So, what’s involved with starting divorce? Your first step is that you want to be prepared. You want to prepare for what you’re doing here, you want to have some sense of your goals and you don’t want to be making rash decisions. Get a sense of what you think this should look like, what your objectives are, what your goals are, what you want to see happen. Divorce means you’re going to go your separate ways, so you’re going to want to have given that some thought. If you have children, you want to have some idea of what kind of custody and parenting time arrangement you want.

Your second step is to get some preliminary advice. It’s good to talk to an attorney early on, if you’re not up for that at that point or you don’t want to hit that stage yet, do some research, read some things on the internet, that’s a good start. You want to get advice to prepare. You will then get to the point where you are ready to file for divorce.  That process involves drafting a divorce complaint, where you write up a document, there’s not really a “form.” There are forms, but they are not great.  Ideally you draft your own complaint, or have an attorney do so.  And when filing a lawsuit, there’s going to be a summons and either you prepare that document, or the county does, depending on what county you’re in. If there are children, there’s other forms that are filed, like a verified statement for example.  There are other forms depending on the county you are in.

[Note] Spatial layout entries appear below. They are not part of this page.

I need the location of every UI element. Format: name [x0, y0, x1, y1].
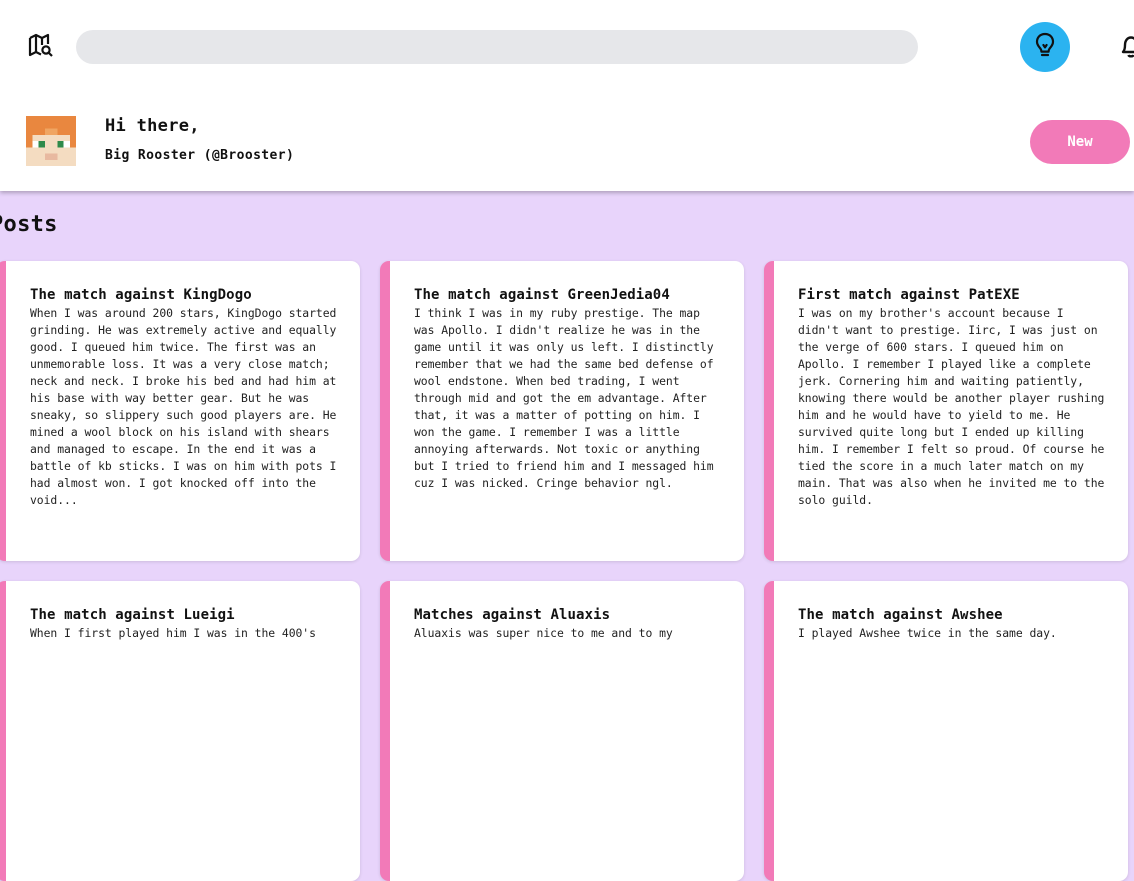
post-title: The match against KingDogo: [30, 287, 252, 303]
post-body: I think I was in my ruby prestige. The m…: [414, 306, 714, 490]
avatar: [26, 116, 76, 166]
post-title: First match against PatEXE: [798, 287, 1020, 303]
post-body: I played Awshee twice in the same day.: [798, 626, 1057, 640]
top-bar: Hi there, Big Rooster (@Brooster) New: [0, 0, 1134, 191]
user-name: Big Rooster (@Brooster): [105, 148, 295, 163]
post-title: The match against Awshee: [798, 607, 1003, 623]
post-card[interactable]: First match against PatEXE I was on my b…: [764, 261, 1128, 561]
post-title: The match against Lueigi: [30, 607, 235, 623]
search-input[interactable]: [76, 30, 918, 64]
greeting-text: Hi there,: [105, 116, 200, 136]
post-body: I was on my brother's account because I …: [798, 306, 1105, 507]
post-title: Matches against Aluaxis: [414, 607, 611, 623]
post-card[interactable]: The match against GreenJedia04 I think I…: [380, 261, 744, 561]
map-search-icon[interactable]: [28, 33, 54, 59]
post-body: When I first played him I was in the 400…: [30, 626, 316, 640]
bell-icon[interactable]: [1118, 32, 1134, 60]
post-card[interactable]: The match against KingDogo When I was ar…: [0, 261, 360, 561]
post-card[interactable]: Matches against Aluaxis Aluaxis was supe…: [380, 581, 744, 881]
post-body: Aluaxis was super nice to me and to my: [414, 626, 673, 640]
lightbulb-icon: [1032, 31, 1058, 63]
post-card[interactable]: The match against Lueigi When I first pl…: [0, 581, 360, 881]
post-title: The match against GreenJedia04: [414, 287, 670, 303]
new-post-button[interactable]: New: [1030, 120, 1130, 164]
post-card[interactable]: The match against Awshee I played Awshee…: [764, 581, 1128, 881]
lightbulb-button[interactable]: [1020, 22, 1070, 72]
post-body: When I was around 200 stars, KingDogo st…: [30, 306, 337, 507]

There are advantages to filing first because, among other reasons, you can get court orders, ex-parte orders (“ex-parte”is latin for “without a hearing”), for custody and parenting time, child support, whatever else you might want. You will then file your divorce case in the circuit court, not the local district court. So when you file for divorce, everyone who lives in your county files a divorce in the same building, the circuit court. In some counties you file it online, but either way, you pay a filing fee of $175 if there are no minor children, or $255 if there are minor children. If you file in person, you get the documents stamped and filed, the court assigns a case number, they randomly assign it to a judge, and then you’re up and running! Now you have a divorce case filed. If it’s online you need to wait to get a response and then go forward from there.

Once you’ve got everything filed and your paperwork is done, your next step is to get your wife served with papers. You have 90 days to get her served according to the court rules.  You don’t have to do it right away, the timing of that of course is up to you, and by having her served, what we’re talking about is what’s called “service of process.” Your wife is required to be given notice of your divorce case to go forward with the divorce process. There are different methods of having someone served with papers, all of which are valid.  You could have someone hand it to her, and then they can sign the back of the summons, which is called the “return of service.” So the person who served your wife with papers will sign the document that says that they verify that they’ve served her on whatever day and time. Typically a summons is a two-sided document or two-page document. Anyone over eighteen years of age is qualified to serve your wife with court papers.  The only adult who cannot do it is you, because you’re a party to the lawsuit.  Another option is to have your wife sign an acknowledgement of service. There are other methods for service as well, but these are your best choices.

Once you’ve got your wife served with papers, then there’s a waiting period, and your wife then has 21-28 days (depending on how she was served) to file an answer.  So she is then on a deadline and must file an answer, or a response to the complaint.  This Answer is then filed with the court, and a copy must be sent to you or your attorney.

Once all that’s been done, you and your wife are required to fill out a verified financial information form. You must complete this state mandated form and sign it under oath.  This is a written financial disclosure of your assets and liabilities.  The form contains details about what it is you own; house, bank accounts, savings, retirement, debts, mortgage, car loan, credit card, student loans, whatever it is. You’re required to disclose what assets you own and their approximate value You’re then required to sign it, file it (not with the court), send a copy to your wife, and then your wife is required to fill out the same form and exchange that information with you.

So that’s an overview of what this would look like at the beginning stages of a divorce case, what you could expect, what it looks like, the specific details, the mechanics. The nuts and bolts of it is hard to say, because it’s different in every county, but filing for divorce involves filing paperwork either electronically or in person and that’s how you initiate a divorce. A divorce is a lawsuit and in that sense it’s like filing any other lawsuit.